Lysandra turned the photograph over. On the back, in the same faded ink as the first, a brief note from her father: "Calakmul. Under the gaze of the ancients. A. and R. don't understand 'fever'. We do."
"Fever..." Lysandra whispered. She looked at the photo again, this time with different eyes. The way her parents looked at each other, the way their bodies seemed to gravitate toward each other, had an almost electric quality, a palpable tension that went beyond the simple joy of a trip. It was a visceral, burning connection.

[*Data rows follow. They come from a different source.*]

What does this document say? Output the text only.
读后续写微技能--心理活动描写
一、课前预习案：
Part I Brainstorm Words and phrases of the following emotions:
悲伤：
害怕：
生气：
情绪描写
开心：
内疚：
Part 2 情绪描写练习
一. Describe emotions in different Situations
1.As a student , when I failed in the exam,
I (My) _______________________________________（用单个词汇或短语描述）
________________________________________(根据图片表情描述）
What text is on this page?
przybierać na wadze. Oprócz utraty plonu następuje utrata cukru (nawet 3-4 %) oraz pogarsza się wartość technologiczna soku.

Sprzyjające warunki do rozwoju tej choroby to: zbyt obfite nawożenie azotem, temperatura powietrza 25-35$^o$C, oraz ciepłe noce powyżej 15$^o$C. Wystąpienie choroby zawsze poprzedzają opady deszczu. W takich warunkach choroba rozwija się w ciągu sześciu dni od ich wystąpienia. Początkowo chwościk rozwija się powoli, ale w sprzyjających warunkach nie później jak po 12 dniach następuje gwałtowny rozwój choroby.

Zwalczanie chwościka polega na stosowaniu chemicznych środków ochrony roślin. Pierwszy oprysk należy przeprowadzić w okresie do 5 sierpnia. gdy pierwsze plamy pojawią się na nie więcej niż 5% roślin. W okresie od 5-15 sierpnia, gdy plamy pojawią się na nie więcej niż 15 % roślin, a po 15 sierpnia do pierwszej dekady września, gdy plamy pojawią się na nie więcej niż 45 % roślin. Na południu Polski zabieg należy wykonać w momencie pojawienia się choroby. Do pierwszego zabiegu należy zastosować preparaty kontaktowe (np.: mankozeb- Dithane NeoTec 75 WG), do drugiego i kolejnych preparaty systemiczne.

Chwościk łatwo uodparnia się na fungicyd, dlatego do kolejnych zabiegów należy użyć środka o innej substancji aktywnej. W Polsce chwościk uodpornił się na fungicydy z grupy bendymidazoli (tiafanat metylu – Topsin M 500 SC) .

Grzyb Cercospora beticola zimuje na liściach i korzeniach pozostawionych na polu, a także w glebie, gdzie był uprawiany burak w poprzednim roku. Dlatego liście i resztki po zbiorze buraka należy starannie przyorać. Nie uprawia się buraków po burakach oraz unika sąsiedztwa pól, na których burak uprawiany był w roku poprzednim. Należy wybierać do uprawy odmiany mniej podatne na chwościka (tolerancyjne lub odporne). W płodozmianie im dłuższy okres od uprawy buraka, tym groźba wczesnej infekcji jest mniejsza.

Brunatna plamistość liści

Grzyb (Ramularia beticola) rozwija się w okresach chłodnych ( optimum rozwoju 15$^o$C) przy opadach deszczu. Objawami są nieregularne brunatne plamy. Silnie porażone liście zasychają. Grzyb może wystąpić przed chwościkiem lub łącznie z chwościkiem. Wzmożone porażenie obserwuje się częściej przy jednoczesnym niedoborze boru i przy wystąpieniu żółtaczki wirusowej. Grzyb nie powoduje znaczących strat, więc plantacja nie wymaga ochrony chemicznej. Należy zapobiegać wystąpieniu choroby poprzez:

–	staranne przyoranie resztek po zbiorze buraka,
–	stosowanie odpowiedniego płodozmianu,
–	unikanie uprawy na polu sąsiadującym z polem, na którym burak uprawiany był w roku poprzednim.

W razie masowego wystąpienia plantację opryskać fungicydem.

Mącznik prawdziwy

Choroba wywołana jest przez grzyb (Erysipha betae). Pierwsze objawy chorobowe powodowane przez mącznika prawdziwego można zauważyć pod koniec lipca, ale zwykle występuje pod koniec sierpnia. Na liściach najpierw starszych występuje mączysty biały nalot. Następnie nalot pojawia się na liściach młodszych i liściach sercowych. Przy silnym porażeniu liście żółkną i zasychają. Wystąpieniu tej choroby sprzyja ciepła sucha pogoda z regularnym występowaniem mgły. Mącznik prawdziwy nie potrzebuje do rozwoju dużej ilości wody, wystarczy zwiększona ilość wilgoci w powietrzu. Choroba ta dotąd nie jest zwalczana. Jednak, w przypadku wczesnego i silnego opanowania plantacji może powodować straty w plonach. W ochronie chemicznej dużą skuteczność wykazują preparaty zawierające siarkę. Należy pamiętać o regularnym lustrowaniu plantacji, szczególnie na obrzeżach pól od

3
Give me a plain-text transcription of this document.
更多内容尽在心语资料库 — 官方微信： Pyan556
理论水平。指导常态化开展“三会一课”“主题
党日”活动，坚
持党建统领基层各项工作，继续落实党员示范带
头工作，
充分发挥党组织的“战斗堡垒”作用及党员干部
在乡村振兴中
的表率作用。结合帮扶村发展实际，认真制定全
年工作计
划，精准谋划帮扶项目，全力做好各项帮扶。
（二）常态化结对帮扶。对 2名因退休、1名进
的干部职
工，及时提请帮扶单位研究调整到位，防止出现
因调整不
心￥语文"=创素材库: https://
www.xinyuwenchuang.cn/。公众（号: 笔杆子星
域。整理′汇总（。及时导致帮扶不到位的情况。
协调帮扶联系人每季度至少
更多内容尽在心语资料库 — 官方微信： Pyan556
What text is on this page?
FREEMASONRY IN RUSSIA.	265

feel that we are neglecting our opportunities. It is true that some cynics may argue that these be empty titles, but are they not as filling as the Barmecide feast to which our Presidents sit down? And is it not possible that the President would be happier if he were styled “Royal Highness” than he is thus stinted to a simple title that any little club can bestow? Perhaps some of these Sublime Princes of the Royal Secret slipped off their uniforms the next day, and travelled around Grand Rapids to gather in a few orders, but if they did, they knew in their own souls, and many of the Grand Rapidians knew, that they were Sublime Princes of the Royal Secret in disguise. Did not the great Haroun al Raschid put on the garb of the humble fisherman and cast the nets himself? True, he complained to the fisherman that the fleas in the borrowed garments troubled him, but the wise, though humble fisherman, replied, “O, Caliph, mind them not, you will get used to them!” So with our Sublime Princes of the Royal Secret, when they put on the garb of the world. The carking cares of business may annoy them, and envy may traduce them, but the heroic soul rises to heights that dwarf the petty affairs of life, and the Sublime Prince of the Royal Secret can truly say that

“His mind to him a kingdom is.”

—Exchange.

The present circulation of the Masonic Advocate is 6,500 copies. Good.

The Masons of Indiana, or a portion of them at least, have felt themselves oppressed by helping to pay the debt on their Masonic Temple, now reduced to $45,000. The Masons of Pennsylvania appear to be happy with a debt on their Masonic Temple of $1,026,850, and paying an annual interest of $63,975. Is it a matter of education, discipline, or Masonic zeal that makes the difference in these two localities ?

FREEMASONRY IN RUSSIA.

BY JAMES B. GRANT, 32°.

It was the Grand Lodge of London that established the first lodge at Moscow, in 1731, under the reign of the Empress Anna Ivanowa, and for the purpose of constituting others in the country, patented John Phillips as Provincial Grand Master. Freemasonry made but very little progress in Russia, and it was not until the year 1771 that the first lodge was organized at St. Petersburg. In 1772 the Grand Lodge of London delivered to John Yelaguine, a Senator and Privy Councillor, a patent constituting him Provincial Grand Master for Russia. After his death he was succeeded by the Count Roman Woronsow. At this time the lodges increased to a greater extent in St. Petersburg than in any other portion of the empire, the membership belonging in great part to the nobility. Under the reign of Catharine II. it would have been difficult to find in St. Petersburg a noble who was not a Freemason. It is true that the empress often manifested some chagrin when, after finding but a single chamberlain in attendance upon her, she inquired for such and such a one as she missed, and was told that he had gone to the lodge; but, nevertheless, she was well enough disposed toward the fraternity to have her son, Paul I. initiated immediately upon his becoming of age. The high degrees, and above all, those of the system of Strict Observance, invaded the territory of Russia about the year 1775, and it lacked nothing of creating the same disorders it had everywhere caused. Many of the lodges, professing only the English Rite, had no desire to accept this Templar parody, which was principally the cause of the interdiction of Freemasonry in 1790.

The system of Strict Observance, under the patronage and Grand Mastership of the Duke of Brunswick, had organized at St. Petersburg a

The echoes emanating from the photograph were complex: the majesty of the place, yes, but also an undercurrent of intense passion between Julian and Elara, and a palpable dissonance coming from her aunt and uncle, a mixture of discomfort and something Lysandra couldn't quite identify, but that made her skin crawl.
She looked at other photographs from that same trip. In all of them, the same dynamic: Julian and Elara, immersed in each other, their gazes alight, their gestures filled with a bold, almost defiant familiarity. And Amelia and Ricardo, always a little on the sidelines, their expressions tense, their smiles fragile. The notes on the back were equally cryptic: "Jungle nights, shared secrets." "The energy here is... primordial. E. feels it too." "Some bonds are stronger than blood."
A new understanding began to form in Lysandra's mind, one that left her speechless. Her parents' love, at least at that early stage, before she
Born, before they had settled into the more formal life she barely remembered, it hadn't been the tender, thoughtful romance that Julian's now-married letters had painted for her. It had been something much rawer, more vehement. An overwhelming passion, an almost animal connection, a consuming "fever" that seemingly perplexed and uneasy made those around them, even their own family, feel perplexed and uncomfortable.
This revelation didn't diminish her love for them, nor the image of their union. On the contrary, it added a layer of complexity, a fiery humanity that made them even more real, more fascinating. But it also raised new questions. What had happened to that "fever"? Had it transformed into this more serene love, or had it simply lurked beneath the surface? And what role did her aunt and uncle play in this story? Why this discomfort, this apparent disapproval?
The night wore on, and the trunk continued to offer fragments of a past that was far more intricate and vibrant than Lysandra had ever dared to imagine. Each photograph, each note, was a new door into the unknown, and the need to keep exploring, to understand the true nature of the bond that united Julian and Elara, and the secrets her family had kept, grew more pressing with every beat of her heart.